Accrediting panel probes SU actions  

“I can’t comment  on craziness.  It’s absurd.” Tony Clayton, former chairman of the  Southern University  Board of Supervisors

The regional college accrediting agency is investigating allegations at Southern University of nepotism and improper micromanaging by members of the Southern University Board of Supervisors.

The Atlanta-based Southern Association of Colleges and Schools Commission on College, or SACS COC, has an “ongoing investigation” into the allegations that originated from former Southern University System President Ralph Slaughter, who remains in litigation with the university, according to correspondence obtained through a public records request.

A Nov. 14 letter from SACS COC Vice President Robin Hoffman to Southern leaders states that the results of the investigation could range from dropping the matter because of insufficient evidence to forming a “special committee” to visit Southern and conduct a more thorough inquiry.

Potentially at risk is Southern’s accreditation in the future. The goal of accreditation is to ensure that education provided by institutions of higher education meets acceptable levels of quality, according to the U.S. Department of Education. Federal financial aid for students can only flow through accredited universities, so losing accreditation could cripple a college.

Southern was first notified of the allegations in February after Slaughter alleged to SACS the Southern Board “continues to interfere in the day-to-day administration of the institution’s Baton Rouge campus and take part in unethical behavior that is inconsistent with SACS core requirements for integrity at the institution.”

Current Southern System President Ronald Mason Jr. is denying the allegations, at least in terms of not violating any SACS or accreditation standards.

“We’re working through it with SACS,” Mason said Thursday. “Much of what is in the complaint has very little to do with SACS standards.”

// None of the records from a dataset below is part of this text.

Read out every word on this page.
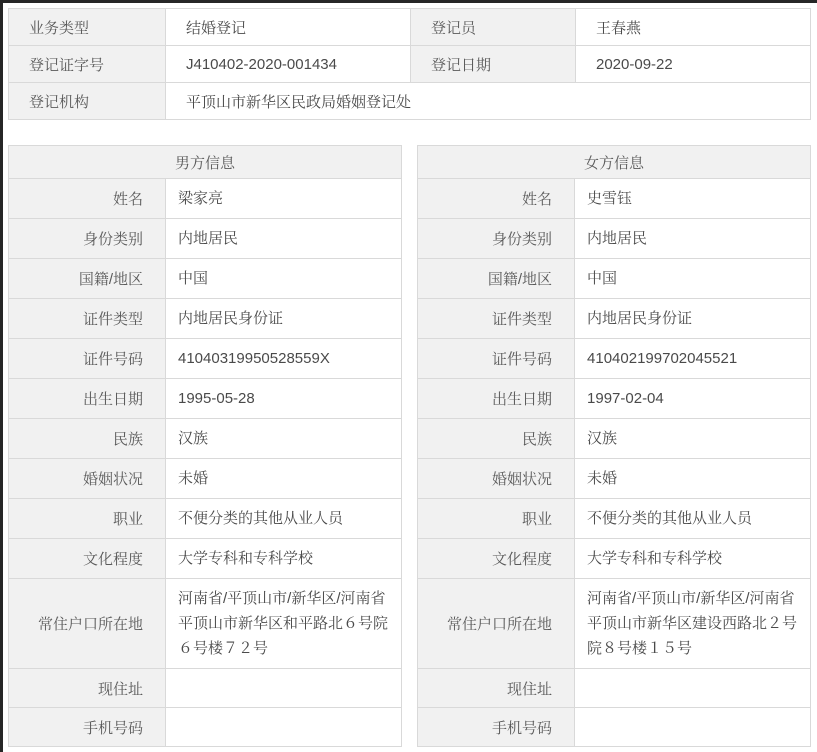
业务类型	结婚登记	登记员	王春燕
登记证字号	J410402-2020-001434	登记日期	2020-09-22
登记机构	平顶山市新华区民政局婚姻登记处		
男方信息	
姓名	梁家亮
身份类别	内地居民
国籍/地区	中国
证件类型	内地居民身份证
证件号码	41040319950528559X
出生日期	1995-05-28
民族	汉族
婚姻状况	未婚
职业	不便分类的其他从业人员
文化程度	大学专科和专科学校
常住户口所在地	河南省/平顶山市/新华区/河南省平顶山市新华区和平路北６号院６号楼７２号
现住址	
手机号码	
女方信息	
姓名	史雪钰
身份类别	内地居民
国籍/地区	中国
证件类型	内地居民身份证
证件号码	410402199702045521
出生日期	1997-02-04
民族	汉族
婚姻状况	未婚
职业	不便分类的其他从业人员
文化程度	大学专科和专科学校
常住户口所在地	河南省/平顶山市/新华区/河南省平顶山市新华区建设西路北２号院８号楼１５号
现住址	
手机号码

SACS officials do not comment on ongoing investigations. “We are working on that, but we can’t release any information,” SACS spokeswoman Pamela Cravey said.

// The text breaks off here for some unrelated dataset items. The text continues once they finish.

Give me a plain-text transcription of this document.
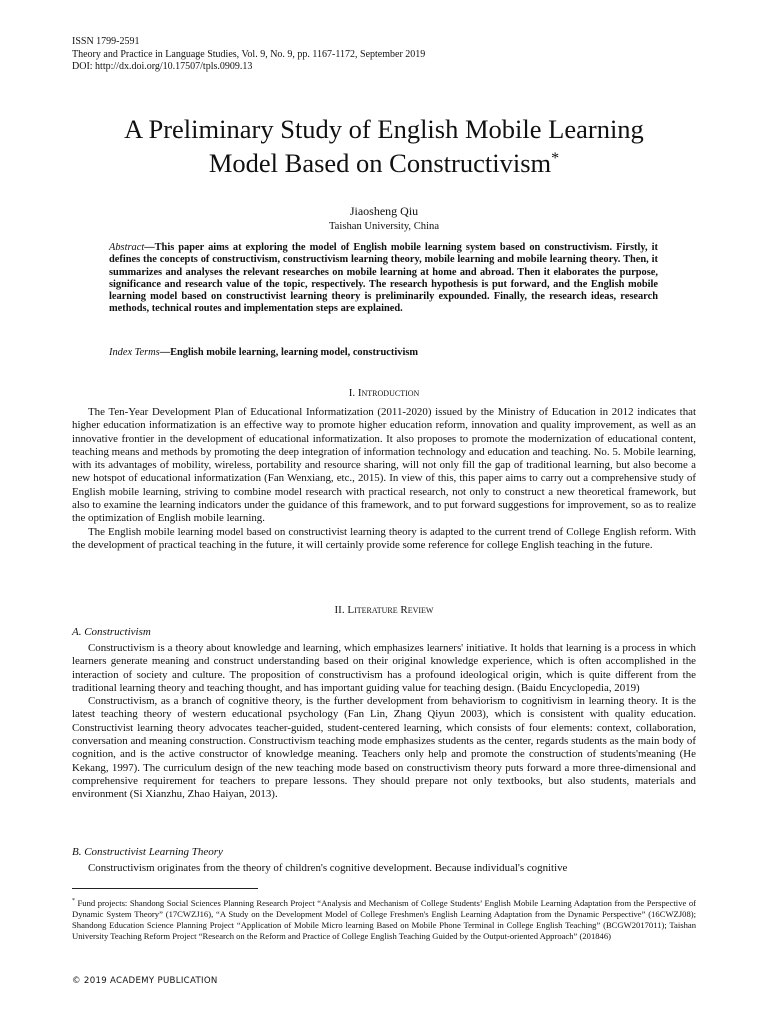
ISSN 1799-2591
Theory and Practice in Language Studies, Vol. 9, No. 9, pp. 1167-1172, September 2019
DOI: http://dx.doi.org/10.17507/tpls.0909.13
A Preliminary Study of English Mobile Learning
Model Based on Constructivism*
Jiaosheng Qiu
Taishan University, China
Abstract—This paper aims at exploring the model of English mobile learning system based on constructivism. Firstly, it defines the concepts of constructivism, constructivism learning theory, mobile learning and mobile learning theory. Then, it summarizes and analyses the relevant researches on mobile learning at home and abroad. Then it elaborates the purpose, significance and research value of the topic, respectively. The research hypothesis is put forward, and the English mobile learning model based on constructivist learning theory is preliminarily expounded. Finally, the research ideas, research methods, technical routes and implementation steps are explained.
Index Terms—English mobile learning, learning model, constructivism
I. Introduction

The Ten-Year Development Plan of Educational Informatization (2011-2020) issued by the Ministry of Education in 2012 indicates that higher education informatization is an effective way to promote higher education reform, innovation and quality improvement, as well as an innovative frontier in the development of educational informatization. It also proposes to promote the modernization of educational content, teaching means and methods by promoting the deep integration of information technology and education and teaching. No. 5. Mobile learning, with its advantages of mobility, wireless, portability and resource sharing, will not only fill the gap of traditional learning, but also become a new hotspot of educational informatization (Fan Wenxiang, etc., 2015). In view of this, this paper aims to carry out a comprehensive study of English mobile learning, striving to combine model research with practical research, not only to construct a new theoretical framework, but also to examine the learning indicators under the guidance of this framework, and to put forward suggestions for improvement, so as to realize the optimization of English mobile learning.

The English mobile learning model based on constructivist learning theory is adapted to the current trend of College English reform. With the development of practical teaching in the future, it will certainly provide some reference for college English teaching in the future.

II. Literature Review
A. Constructivism

Constructivism is a theory about knowledge and learning, which emphasizes learners' initiative. It holds that learning is a process in which learners generate meaning and construct understanding based on their original knowledge experience, which is often accomplished in the interaction of society and culture. The proposition of constructivism has a profound ideological origin, which is quite different from the traditional learning theory and teaching thought, and has important guiding value for teaching design. (Baidu Encyclopedia, 2019)

Constructivism, as a branch of cognitive theory, is the further development from behaviorism to cognitivism in learning theory. It is the latest teaching theory of western educational psychology (Fan Lin, Zhang Qiyun 2003), which is consistent with quality education. Constructivist learning theory advocates teacher-guided, student-centered learning, which consists of four elements: context, collaboration, conversation and meaning construction. Constructivism teaching mode emphasizes students as the center, regards students as the main body of cognition, and is the active constructor of knowledge meaning. Teachers only help and promote the construction of students'meaning (He Kekang, 1997). The curriculum design of the new teaching mode based on constructivism theory puts forward a more three-dimensional and comprehensive requirement for teachers to prepare lessons. They should prepare not only textbooks, but also students, materials and environment (Si Xianzhu, Zhao Haiyan, 2013).

B. Constructivist Learning Theory

Constructivism originates from the theory of children's cognitive development. Because individual's cognitive

* Fund projects: Shandong Social Sciences Planning Research Project “Analysis and Mechanism of College Students’ English Mobile Learning Adaptation from the Perspective of Dynamic System Theory” (17CWZJ16), “A Study on the Development Model of College Freshmen's English Learning Adaptation from the Dynamic Perspective” (16CWZJ08); Shandong Education Science Planning Project “Application of Mobile Micro learning Based on Mobile Phone Terminal in College English Teaching” (BCGW2017011); Taishan University Teaching Reform Project “Research on the Reform and Practice of College English Teaching Guided by the Output-oriented Approach” (201846)
© 2019 ACADEMY PUBLICATION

Some of Slaughter’s primary allegations include:

  • Former Southern Board Chairman Tony Clayton, of Port Allen, had his relative, Michelle Hill, promoted to a vice chancellor position in 2010 without a job search. Hill’s position was changed last month to make her Southern’s director of student recruiting.
  • Board member Walter Dumas, of Baton Rouge, ordered that his son, Brandon Dumas, receive pay raises and promotions in 2009. In October, Brandon Dumas was promoted again to interim vice chancellor of student affairs.
  • Clayton fired former football coach Pete Richardson. The Advocate reported at the time that Clayton and former Athletic Director Greg LaFleur informed Richardson he was fired. LaFleur declined comment Thursday.
  • Multiple Board members intervened to protect Earl Hill, an assistant athletic director, after former Chancellor Kofi Lomotey allegedly wanted to fire him for payroll fraud. The complaint also contends board members ordered Hill, the former athletic director of Southern University at New Orleans, to be hired in Baton Rouge in 2006 after he was caught up in a sexual harassment lawsuit at SUNO that cost the institution more than $275,000 in damages and fees.
  • Clayton and Walter Dumas in 2009 ordered the removal of the Nelson Mandela School of Public Policy Dean Damien Ejigiri.
  • Board members intervened to assist certain connected students who would have been implicated in Southern’s 2004 grade-changing scandal that revolved around people paying for better grades.

Mason, who came to Southern in 2010, said he has not experienced Southern Board members improperly micromanaging in the university’s day-to-day activities.

Regarding Brandon Dumas, Mason said he is a good worker. “We recommended him for the job not because of who his father is, but in spite of who his father is,” Mason said.

In an August letter to SACS, Mason wrote that Hill was promoted on the recommendation of the former provost and chancellor after only three people expressed interest in the job.

As for athletics matters, Mason wrote that Lomotey and LaFleur did not always agree on personnel decisions. Mason noted that the Southern Board did approve most hires and terminations in athletics, but that all contracts and settlement agreements were signed by Lomotey and LaFleur. “All appropriate parties” signed off on the Richardson decision, Mason stated. Both Lomotey and LaFleur lost their jobs last year.

Clayton and Walter Dumas declined comment and deferred to Mason’s responses.

“I can’t comment on craziness,” Clayton said. “It’s absurd.”

As for SACS’ “principles of accreditation, the agency requires “a clear and appropriate distinction, in writing and practice, between the policy-making functions of the governing board and the responsibility of the administration and faculty to administer and implement policy.”

SACS also requires that an institution’s president or chancellor has the “ultimate responsibility for, and exercises appropriate administrative and fiscal control over” the athletic department.

The SACS standards also note that the Board chairperson and a majority of the Board members be “free of any contractual, employment, or personal or familial financial interest in the institution.”